Zorunlu Karşılık (ZK) – (Required Reserves (RR)) nedir? Ülkemizde hangi amaçlarla kullanılıyor?
ZK, bankaların yükümlülükleri üzerinden (en büyük yükümlülük kalemi mevduat) Merkez Bankası nezdinde tutması gereken tutarlardır. Diyelim ki ZK oranı %10, bankalar topladıkları mevduatın %10’unu Merkez bankasında tutup ancak %90’ıyla kredi verebiliyorlar. Merkez Bankası ZK oranlarıyla oynayarak verilebilecek kredi miktarıyla oynayabiliyor. Eğer enflasyonu düşürmek istiyorsa örnekteki ZK oranını %10’dan %20’ye çıkarabilir. Böylece verilebilecek kredi miktarı 90 birimden 80 birime düşer. Vatandaşın cebine giren para miktarı azalacağı için mala olan talep ve fiyatlar düşer. Bu da enflasyonu düşürür.
TCMB ise ZK oranlarını fiyat istikrarı için değil finansal istikrar için kullanıyor. Türkiye’de kısa vadede ekonomik büyüme için ön koşul banka kredilerinin artması olarak görülüyor. Bunu sağlamak için de ZK oranları vasıtasıyla bankaların kredi hacimleri arttırılmaya çalışılıyor. Şöyle ki; kredilerde belli bir büyümeyi yakalayan bankalar daha düşük ZK ayırabilecekler ve dolayısıyla daha fazla kredi verip daha çok kar elde edebilecekler. Bunun yanında kredi büyümesini sağlayan bankalar için ayrılan zorunlu karşılığa Merkez bankası faiz öderken, diğer bankalara ödemeyecek. Yani belirtilen kredi büyümesini yakalayamayan bankalar bir nevi cezalandırılmış olacak.

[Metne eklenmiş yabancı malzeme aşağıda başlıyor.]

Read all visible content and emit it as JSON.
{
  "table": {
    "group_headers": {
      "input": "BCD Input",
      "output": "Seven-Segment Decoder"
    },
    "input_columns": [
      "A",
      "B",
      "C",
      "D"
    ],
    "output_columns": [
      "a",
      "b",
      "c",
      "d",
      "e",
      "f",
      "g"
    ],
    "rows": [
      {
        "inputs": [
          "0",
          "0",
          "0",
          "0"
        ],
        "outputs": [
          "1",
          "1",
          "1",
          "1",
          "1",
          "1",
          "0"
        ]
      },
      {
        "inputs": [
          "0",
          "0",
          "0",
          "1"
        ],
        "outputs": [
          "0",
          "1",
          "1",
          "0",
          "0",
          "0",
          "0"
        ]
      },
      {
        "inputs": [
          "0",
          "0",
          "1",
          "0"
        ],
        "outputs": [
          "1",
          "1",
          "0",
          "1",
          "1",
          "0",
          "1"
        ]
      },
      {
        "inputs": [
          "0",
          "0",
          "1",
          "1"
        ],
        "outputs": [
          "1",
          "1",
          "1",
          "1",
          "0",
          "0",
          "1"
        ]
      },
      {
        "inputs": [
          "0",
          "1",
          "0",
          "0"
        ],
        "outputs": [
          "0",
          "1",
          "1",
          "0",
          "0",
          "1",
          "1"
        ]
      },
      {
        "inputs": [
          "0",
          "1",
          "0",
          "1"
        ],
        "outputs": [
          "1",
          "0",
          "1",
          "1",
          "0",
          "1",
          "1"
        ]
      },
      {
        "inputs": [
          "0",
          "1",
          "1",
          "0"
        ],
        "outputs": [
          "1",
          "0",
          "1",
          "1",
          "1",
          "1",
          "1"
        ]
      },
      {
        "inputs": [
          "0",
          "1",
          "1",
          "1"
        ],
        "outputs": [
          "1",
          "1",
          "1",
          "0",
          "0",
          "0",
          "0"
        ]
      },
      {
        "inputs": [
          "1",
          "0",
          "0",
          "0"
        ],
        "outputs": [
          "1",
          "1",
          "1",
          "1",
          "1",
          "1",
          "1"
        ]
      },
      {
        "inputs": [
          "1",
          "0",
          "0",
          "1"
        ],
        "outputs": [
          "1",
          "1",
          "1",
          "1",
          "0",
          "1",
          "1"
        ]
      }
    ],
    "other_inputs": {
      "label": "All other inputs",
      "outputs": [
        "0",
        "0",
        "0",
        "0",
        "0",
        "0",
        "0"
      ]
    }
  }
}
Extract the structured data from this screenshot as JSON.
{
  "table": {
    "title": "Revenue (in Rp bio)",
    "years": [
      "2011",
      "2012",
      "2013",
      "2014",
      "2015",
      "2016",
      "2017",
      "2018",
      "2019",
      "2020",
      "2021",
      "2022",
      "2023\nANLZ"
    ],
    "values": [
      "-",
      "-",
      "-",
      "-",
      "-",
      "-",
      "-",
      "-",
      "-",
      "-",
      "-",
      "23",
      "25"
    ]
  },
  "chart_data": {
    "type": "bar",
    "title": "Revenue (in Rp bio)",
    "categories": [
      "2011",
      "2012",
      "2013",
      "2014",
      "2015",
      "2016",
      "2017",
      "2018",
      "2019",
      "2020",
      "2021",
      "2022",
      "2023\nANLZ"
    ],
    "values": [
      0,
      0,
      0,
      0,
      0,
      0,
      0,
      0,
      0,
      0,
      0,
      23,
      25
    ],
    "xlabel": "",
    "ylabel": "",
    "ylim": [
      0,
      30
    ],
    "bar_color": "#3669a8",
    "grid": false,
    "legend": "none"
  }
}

Bu uygulamanın farklı sonuçları olacaktır ve olmaktadır. Birincisi toplam kredi hacmi artacak. Rekabet içinde daha fazla kredi verebilmek için bankalar daha düşük faizli kredi kullandırmak zorunda kalıyorlar. Kamu bankalarının da düşük faizli kredi kullandırdıkları dikkate alındığında özel bankalar, karlılık konusunda, ZK’ya ilişkin büyümeyi sağlasalar bile, net faiz marjından sıkıntı yaşayacaklardır. Bunun yanında daha fazla kredi vermek için normalde kredilendirilmeyecek müşterilere kredi verilebilecektir. Bu da orta vadede sorunlu kredi oranlarını arttırıcı etki yapabilir. Şahsi kanaatim bu uygulama çok uzatılmamalı. Ekonomideki canlılık sağlandıktan sonra bankacılık sektörü serbest piyasa işleyişine geri dönmeli. Ama yine de selektif sektörlerin teşvik edilmesi ve dış ticaret açığına sebep olan tüketici kredilerinin dizginlenmesine yönelik önlemler olumlu karşılanabilir.